Kossan Rubber (KRI MK) reported a 6M25 core net profit of RM73 million, falling below both PhillipCapital’s and consensus estimates. The first-half revenue for 2025 slipped 1.4% year-on-year to RM870 million, primarily due to softer demand across key segments.

Performance Review

The weaker performance was largely attributable to declines in the technical rubber products segment, which saw a 9.6% year-on-year drop, and the cleanroom division, down 1.2% year-on-year. The technical rubber gloves segment remained relatively flat, recording a marginal 0.2% year-on-year increase. On a sequential basis, 2Q25 revenue experienced a significant 22% quarter-on-quarter decline. This downturn was mainly driven by a 10-day production halt caused by a gas pipeline explosion and reduced demand amidst ongoing US tariff uncertainty. All operating divisions, including gloves, cleanroom, and technical rubber products, recorded lower revenue quarter-on-quarter. Despite the revenue challenges, lower raw material costs provided some relief, lifting the EBITDA margin by 1.9 percentage points to 14.7% and boosting core earnings by 17%.

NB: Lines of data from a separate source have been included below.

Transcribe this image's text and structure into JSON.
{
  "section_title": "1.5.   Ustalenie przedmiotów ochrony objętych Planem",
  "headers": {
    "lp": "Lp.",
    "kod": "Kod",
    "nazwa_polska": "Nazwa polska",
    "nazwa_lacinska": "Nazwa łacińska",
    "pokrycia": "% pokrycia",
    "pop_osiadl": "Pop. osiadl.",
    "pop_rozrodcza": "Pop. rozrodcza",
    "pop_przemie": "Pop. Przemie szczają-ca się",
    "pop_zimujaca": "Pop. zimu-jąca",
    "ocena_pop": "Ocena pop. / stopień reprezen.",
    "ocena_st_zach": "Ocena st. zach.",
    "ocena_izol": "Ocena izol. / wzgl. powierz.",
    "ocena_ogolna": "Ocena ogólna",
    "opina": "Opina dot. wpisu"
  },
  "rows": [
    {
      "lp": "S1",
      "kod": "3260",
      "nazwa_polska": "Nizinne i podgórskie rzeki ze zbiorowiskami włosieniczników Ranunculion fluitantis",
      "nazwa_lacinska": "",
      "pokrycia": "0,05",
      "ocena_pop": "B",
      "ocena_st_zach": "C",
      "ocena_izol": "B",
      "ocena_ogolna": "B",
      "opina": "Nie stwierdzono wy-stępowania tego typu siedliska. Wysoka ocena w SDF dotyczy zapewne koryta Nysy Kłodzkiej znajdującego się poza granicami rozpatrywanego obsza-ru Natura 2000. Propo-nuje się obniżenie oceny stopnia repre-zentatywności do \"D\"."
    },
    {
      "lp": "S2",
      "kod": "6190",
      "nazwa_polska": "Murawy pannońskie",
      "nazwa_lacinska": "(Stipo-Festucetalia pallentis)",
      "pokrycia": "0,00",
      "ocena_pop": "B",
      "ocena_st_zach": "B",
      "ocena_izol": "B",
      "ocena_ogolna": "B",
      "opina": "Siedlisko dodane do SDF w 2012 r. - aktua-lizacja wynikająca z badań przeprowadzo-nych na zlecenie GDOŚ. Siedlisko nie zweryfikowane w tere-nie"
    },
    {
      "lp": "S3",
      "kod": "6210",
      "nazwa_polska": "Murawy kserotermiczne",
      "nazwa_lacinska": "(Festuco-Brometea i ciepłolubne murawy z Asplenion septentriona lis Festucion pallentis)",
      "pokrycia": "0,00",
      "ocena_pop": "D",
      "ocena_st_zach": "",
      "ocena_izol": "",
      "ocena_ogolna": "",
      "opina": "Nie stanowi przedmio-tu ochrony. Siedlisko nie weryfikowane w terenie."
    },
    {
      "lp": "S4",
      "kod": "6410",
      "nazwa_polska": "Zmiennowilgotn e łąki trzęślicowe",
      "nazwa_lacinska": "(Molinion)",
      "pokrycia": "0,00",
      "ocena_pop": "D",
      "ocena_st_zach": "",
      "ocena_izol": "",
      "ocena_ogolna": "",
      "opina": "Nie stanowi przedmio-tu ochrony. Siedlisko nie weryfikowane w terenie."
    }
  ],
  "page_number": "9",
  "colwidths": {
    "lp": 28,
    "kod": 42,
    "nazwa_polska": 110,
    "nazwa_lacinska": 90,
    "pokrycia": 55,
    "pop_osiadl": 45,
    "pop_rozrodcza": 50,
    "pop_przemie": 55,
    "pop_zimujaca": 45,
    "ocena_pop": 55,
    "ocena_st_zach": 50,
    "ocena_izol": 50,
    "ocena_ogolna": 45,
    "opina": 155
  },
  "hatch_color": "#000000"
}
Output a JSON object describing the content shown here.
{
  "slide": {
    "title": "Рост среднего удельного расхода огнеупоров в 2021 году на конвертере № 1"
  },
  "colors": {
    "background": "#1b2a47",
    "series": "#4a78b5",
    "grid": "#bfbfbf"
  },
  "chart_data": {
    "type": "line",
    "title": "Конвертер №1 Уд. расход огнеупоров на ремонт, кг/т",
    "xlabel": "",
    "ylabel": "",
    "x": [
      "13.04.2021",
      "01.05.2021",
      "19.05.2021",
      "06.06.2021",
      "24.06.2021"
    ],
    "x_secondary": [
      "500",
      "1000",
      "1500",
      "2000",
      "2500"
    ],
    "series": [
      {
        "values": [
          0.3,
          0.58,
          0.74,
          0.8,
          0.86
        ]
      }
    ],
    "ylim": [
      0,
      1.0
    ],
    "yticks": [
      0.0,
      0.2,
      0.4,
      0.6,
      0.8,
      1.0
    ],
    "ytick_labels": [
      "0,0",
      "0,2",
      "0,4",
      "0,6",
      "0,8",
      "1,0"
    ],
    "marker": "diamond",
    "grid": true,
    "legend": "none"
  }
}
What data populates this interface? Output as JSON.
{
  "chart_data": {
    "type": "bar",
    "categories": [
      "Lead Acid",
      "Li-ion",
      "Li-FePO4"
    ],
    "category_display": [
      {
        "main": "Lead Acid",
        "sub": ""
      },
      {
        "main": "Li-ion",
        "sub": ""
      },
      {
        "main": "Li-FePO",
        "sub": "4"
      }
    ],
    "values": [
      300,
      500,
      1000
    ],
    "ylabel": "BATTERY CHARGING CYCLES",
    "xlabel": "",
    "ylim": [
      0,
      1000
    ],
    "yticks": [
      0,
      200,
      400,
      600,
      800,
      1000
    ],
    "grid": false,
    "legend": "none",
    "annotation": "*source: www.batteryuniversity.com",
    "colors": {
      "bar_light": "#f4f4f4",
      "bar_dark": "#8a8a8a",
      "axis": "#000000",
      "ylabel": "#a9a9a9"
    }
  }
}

Operational Challenges and Market Dynamics

The company faced a lower utilisation rate, estimated at 60-64% in 2Q25, a decrease from 65-70% in 1Q25, against its rated capacity of 30.5 billion pieces per annum. Analysts expect average selling prices (ASPs) to remain constrained without meaningful upside due to intensified competition in the market. The persistent structural challenges and global overcapacity continue to exert pressure on both sales volume and margins.

Outlook and Recommendation

PhillipCapital has revised its 2025-27E earnings forecasts downward by 11-23%, citing lower sales volume assumptions. Consequently, the 12-month Target Price (TP) has been lowered to RM1.63 from RM1.94. This revision is based on a reduced Price-to-Book Value (P/BV) multiple of 1.1x (from 1.3x), aligning with the company’s 3-year historical mean, reflecting the ongoing market challenges. Despite the downward revision in earnings and target price, Kossan Rubber maintains a strong balance sheet with RM1.7 billion net cash, which provides flexibility for potential special dividend declarations. PhillipCapital maintains its “BUY” recommendation for the stock.